Pakistan urged Afghanistan’s Taliban leaders Wednesday to explain their relationship with a globally designated terrorist group waging cross-border bloodshed and address concerns about sweeping restrictions they have imposed on Afghan women.
The remarks by Islamabad’s special representative to Afghanistan, Asif Durrani, came as the militant group in question — Tehrik-i-Taliban Pakistan, or TTP — has intensified deadly attacks on Pakistani soil from its alleged sanctuaries on the Afghan side of the border.
The violence has claimed the lives of hundreds of security forces and civilians in recent months, with TTP formally claiming credit for most of them.
“The TTP-led terrorism is linked with the Afghanistan problem. Therefore, both countries will need to address the menace of TTP together,” Durrani told a seminar in the Pakistani capital.
The Taliban “will have to come clean about their image as ideological cousins of TTP. This is the minimum for a durable [bilateral] relationship that [they] can do,” he stressed.
The Pakistani envoy spoke just hours after the Taliban army chief, Qari Fasihuddin Fitrat, rejected previous allegations that TTP was based on and orchestrating attacks from Afghan soil.
“There is no evidence, nor anyone can prove, that TTP is present in Afghanistan,” Fitrat told a news conference in the Afghan capital, Kabul. “TTP has bases in Pakistan and controls some areas from which it launches attacks inside Pakistan,” Fitrat said without elaborating further.
TTP has publicly pledged allegiance to the Taliban leadership.

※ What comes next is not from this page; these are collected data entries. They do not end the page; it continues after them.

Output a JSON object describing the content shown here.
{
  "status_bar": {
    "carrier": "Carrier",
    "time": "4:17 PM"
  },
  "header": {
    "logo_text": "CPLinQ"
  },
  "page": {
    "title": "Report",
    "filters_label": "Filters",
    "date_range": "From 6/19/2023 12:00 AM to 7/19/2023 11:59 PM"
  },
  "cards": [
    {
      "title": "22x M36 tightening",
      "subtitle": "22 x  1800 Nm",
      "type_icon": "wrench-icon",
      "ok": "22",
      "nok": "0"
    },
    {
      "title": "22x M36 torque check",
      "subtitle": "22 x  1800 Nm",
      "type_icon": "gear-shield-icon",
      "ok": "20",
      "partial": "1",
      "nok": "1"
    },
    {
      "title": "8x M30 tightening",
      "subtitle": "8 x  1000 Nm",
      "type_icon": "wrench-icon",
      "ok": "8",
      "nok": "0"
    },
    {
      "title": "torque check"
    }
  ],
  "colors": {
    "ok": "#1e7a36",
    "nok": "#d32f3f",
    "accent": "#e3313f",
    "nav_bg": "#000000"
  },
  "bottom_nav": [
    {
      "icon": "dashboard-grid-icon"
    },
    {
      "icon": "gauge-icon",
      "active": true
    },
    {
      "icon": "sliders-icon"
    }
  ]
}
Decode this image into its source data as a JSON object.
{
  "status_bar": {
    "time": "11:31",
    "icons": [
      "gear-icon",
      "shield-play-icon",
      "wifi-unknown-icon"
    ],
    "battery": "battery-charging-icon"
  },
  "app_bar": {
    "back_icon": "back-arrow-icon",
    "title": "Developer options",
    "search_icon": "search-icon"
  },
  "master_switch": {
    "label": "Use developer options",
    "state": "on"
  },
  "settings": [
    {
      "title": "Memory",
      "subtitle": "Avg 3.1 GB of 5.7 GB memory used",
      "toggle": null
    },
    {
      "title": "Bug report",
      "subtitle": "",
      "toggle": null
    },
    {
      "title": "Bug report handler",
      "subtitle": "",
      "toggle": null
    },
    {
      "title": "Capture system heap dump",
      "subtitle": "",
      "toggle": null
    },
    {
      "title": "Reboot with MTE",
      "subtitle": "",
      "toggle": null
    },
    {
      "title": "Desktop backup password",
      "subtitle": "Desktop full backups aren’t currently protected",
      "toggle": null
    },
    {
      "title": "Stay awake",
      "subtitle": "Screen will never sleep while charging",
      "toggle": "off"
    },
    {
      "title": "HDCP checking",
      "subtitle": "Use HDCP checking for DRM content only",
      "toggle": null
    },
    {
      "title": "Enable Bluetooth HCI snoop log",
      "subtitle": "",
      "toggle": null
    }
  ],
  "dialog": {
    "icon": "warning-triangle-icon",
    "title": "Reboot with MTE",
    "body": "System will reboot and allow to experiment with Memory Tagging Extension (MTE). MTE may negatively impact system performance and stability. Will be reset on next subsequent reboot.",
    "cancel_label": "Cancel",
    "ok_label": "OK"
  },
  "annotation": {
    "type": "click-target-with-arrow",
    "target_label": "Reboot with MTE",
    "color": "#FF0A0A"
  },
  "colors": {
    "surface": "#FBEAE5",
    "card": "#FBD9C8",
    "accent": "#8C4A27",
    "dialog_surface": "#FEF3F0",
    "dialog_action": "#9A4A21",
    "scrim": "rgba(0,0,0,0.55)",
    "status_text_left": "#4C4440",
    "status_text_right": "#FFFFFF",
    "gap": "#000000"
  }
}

The militant group sheltered Taliban commanders on Pakistani soil and provided recruits to support their insurgent attacks against U.S.-led international forces in Afghanistan for years until their withdrawal three years ago when the Taliban swept back to power.
Durrani highlighted on Wednesday that despite the mutual tensions resulting from TTP attacks, his government is assisting landlocked Afghanistan in conducting international trade through Pakistani land routes and seaports to help Kabul address national economic and humanitarian challenges.
The United Nations has, in a recent report, described TTP as “the largest terrorist group in Afghanistan.” It noted that Taliban authorities are supporting stepped-up TTP attacks against Pakistan, and the militants are being trained, as well as equipped, in al-Qaida-run terror training camps on the Afghan territory, charges Kabul rejected.
On Tuesday, the United States reiterated its worries about the growing threat of terrorism in Afghanistan.
“We know that we can’t turn a blind eye to the threats from organizations such as ISIS-K and that we must keep a relentless focus on counterterrorism,” Pentagon press secretary Major General Pat Ryder told reporters in Washington, referring to the Afghan affiliate of the Islamic State. “But there are many other terror groups that are resident right now in Afghanistan,” Ryder added without elaborating.
Curbs on Afghan women
Durrani on Wednesday praised the Taliban for establishing national security since their takeover but reiterated concerns about restrictions on Afghan women’s access to public life and supported international demands for their reversal.
“Many have acknowledged the positive aspects of the changed Afghanistan, including less corruption, a drastic reduction in poppy cultivation, and an improvement in the overall security situation,” Durrani said. “[However], there are concerns for girls’ education and women’s right to work, which no society, whether Islamic or otherwise, should allow to happen.”
Durrani also noted the Organization of Islamic Cooperation, comprising 57 Muslim-majority countries, had “unequivocally” called on the Taliban to lift the ban on girls’ education and their right to work.
De facto Afghan leaders have persistently denounced the U.N.-led global criticism of their policies, saying they are governing the country strictly in line with Islamic law, or Shariah, and local customs.
The Taliban have barred girls from attending school beyond the sixth grade and women from most public and private sector employment, as well as prohibiting them from making road trips without a male guardian.
Last week, the radical rulers enacted new regulations prohibiting women from speaking aloud or showing their faces in public at any time, drawing international outrage.
On Monday, Taliban chief spokesperson Zabihullah Mujahid lambasted the U.N. and Western critics of their governance, claiming that the objections of “non-Muslims” stemmed from their “lack of understanding” of Islam.
“We view this as disrespect to our Islamic Shariah,” he said.